Bhasin Manoj, Raghava Gajendra P S
Institute of Microbial Technology, Chandigarh 160036, India.
J Biol Chem. 2004 May 28;279(22):23262-6. doi: 10.1074/jbc.M401932200. Epub 2004 Mar 23.
Nuclear receptors are key transcription factors that regulate crucial gene networks responsible for cell growth, differentiation, and homeostasis. Nuclear receptors form a superfamily of phylogenetically related proteins and control functions associated with major diseases (e.g. diabetes, osteoporosis, and cancer). In this study, a novel method has been developed for classifying the subfamilies of nuclear receptors. The classification was achieved on the basis of amino acid and dipeptide composition from a sequence of receptors using support vector machines. The training and testing was done on a non-redundant data set of 282 proteins obtained from the NucleaRDB data base (1). The performance of all classifiers was evaluated using a 5-fold cross validation test. In the 5-fold cross-validation, the data set was randomly partitioned into five equal sets and evaluated five times on each distinct set while keeping the remaining four sets for training. It was found that different subfamilies of nuclear receptors were quite closely correlated in terms of amino acid composition as well as dipeptide composition. The overall accuracy of amino acid composition-based and dipeptide composition-based classifiers were 82.6 and 97.5%, respectively. Therefore, our results prove that different subfamilies of nuclear receptors are predictable with considerable accuracy using amino acid or dipeptide composition. Furthermore, based on above approach, an online web service, NRpred, was developed, which is available at www.imtech.res.in/raghava/nrpred.
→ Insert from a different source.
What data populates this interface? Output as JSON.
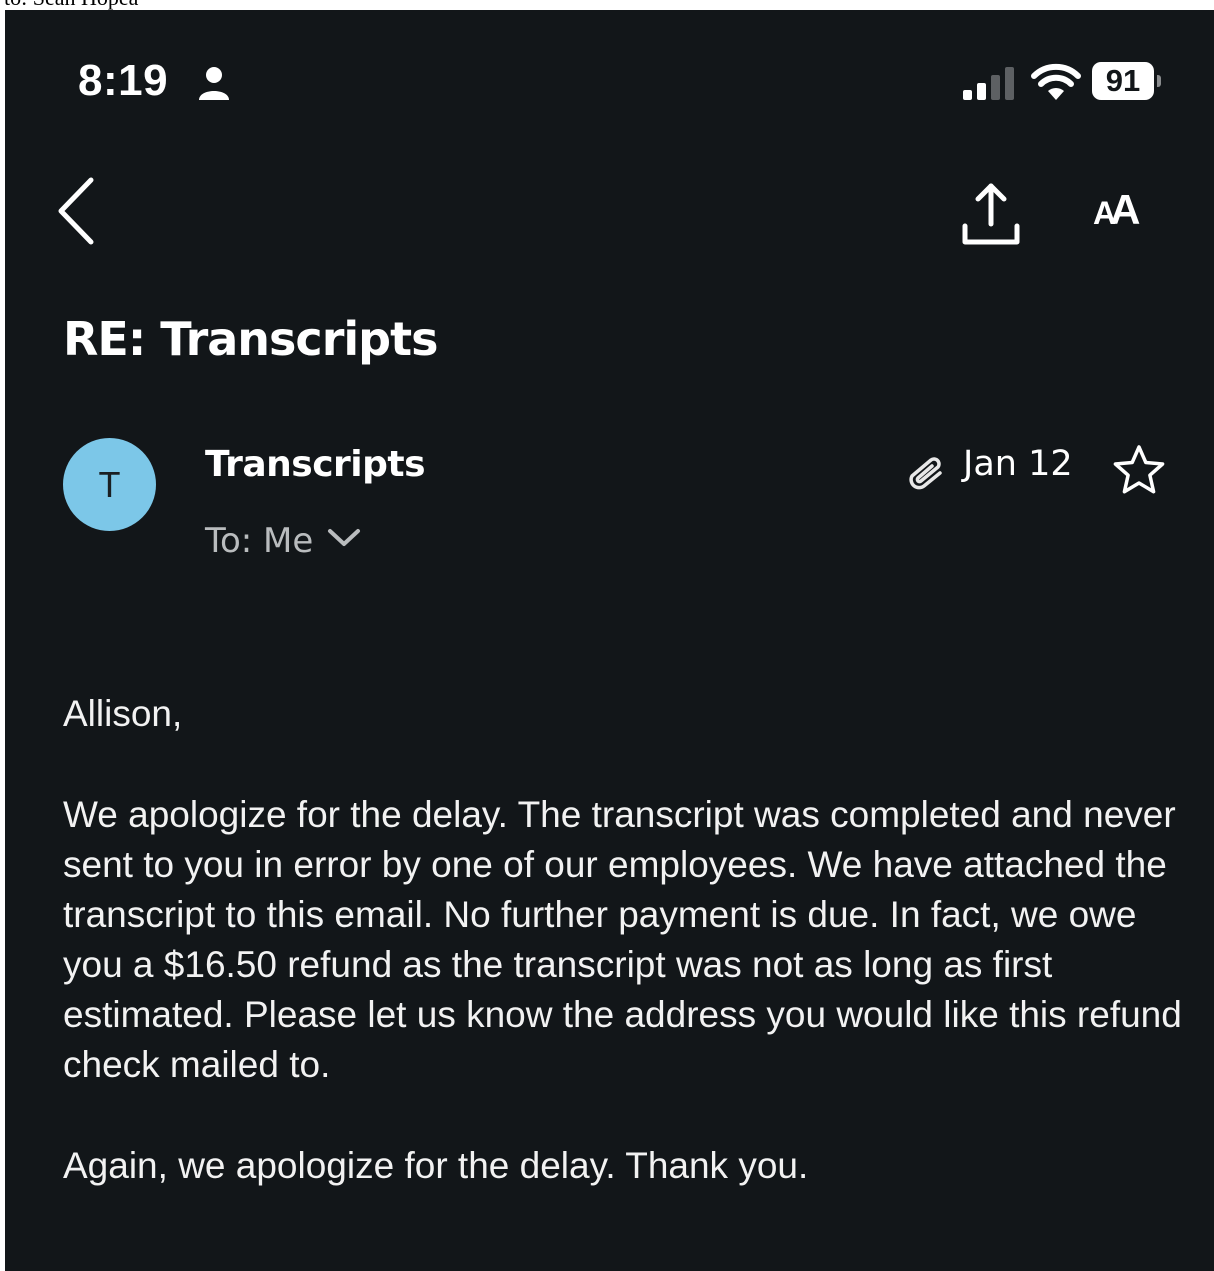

核受体是关键的转录因子,可调节负责细胞生长、分化和体内平衡的关键基因网络。核受体形成了一个由系统发育相关蛋白质组成的超家族,并控制与主要疾病(如糖尿病、骨质疏松症和癌症)相关的功能。在本研究中,开发了一种用于对核受体亚家族进行分类的新方法。该分类是基于受体序列中的氨基酸和二肽组成,使用支持向量机实现的。训练和测试是在从NucleaRDB数据库(1)获得的282种蛋白质的非冗余数据集上进行的。所有分类器的性能均使用5折交叉验证测试进行评估。在5折交叉验证中,数据集被随机划分为五个相等的集合,并在每个不同的集合上进行五次评估,同时保留其余四个集合用于训练。结果发现,核受体的不同亚家族在氨基酸组成以及二肽组成方面密切相关。基于氨基酸组成和基于二肽组成的分类器的总体准确率分别为82.6%和97.5%。因此,我们的结果证明,使用氨基酸或二肽组成可以相当准确地预测核受体的不同亚家族。此外,基于上述方法,开发了一个在线网络服务NRpred,可在www.imtech.res.in/raghava/nrpred上获取。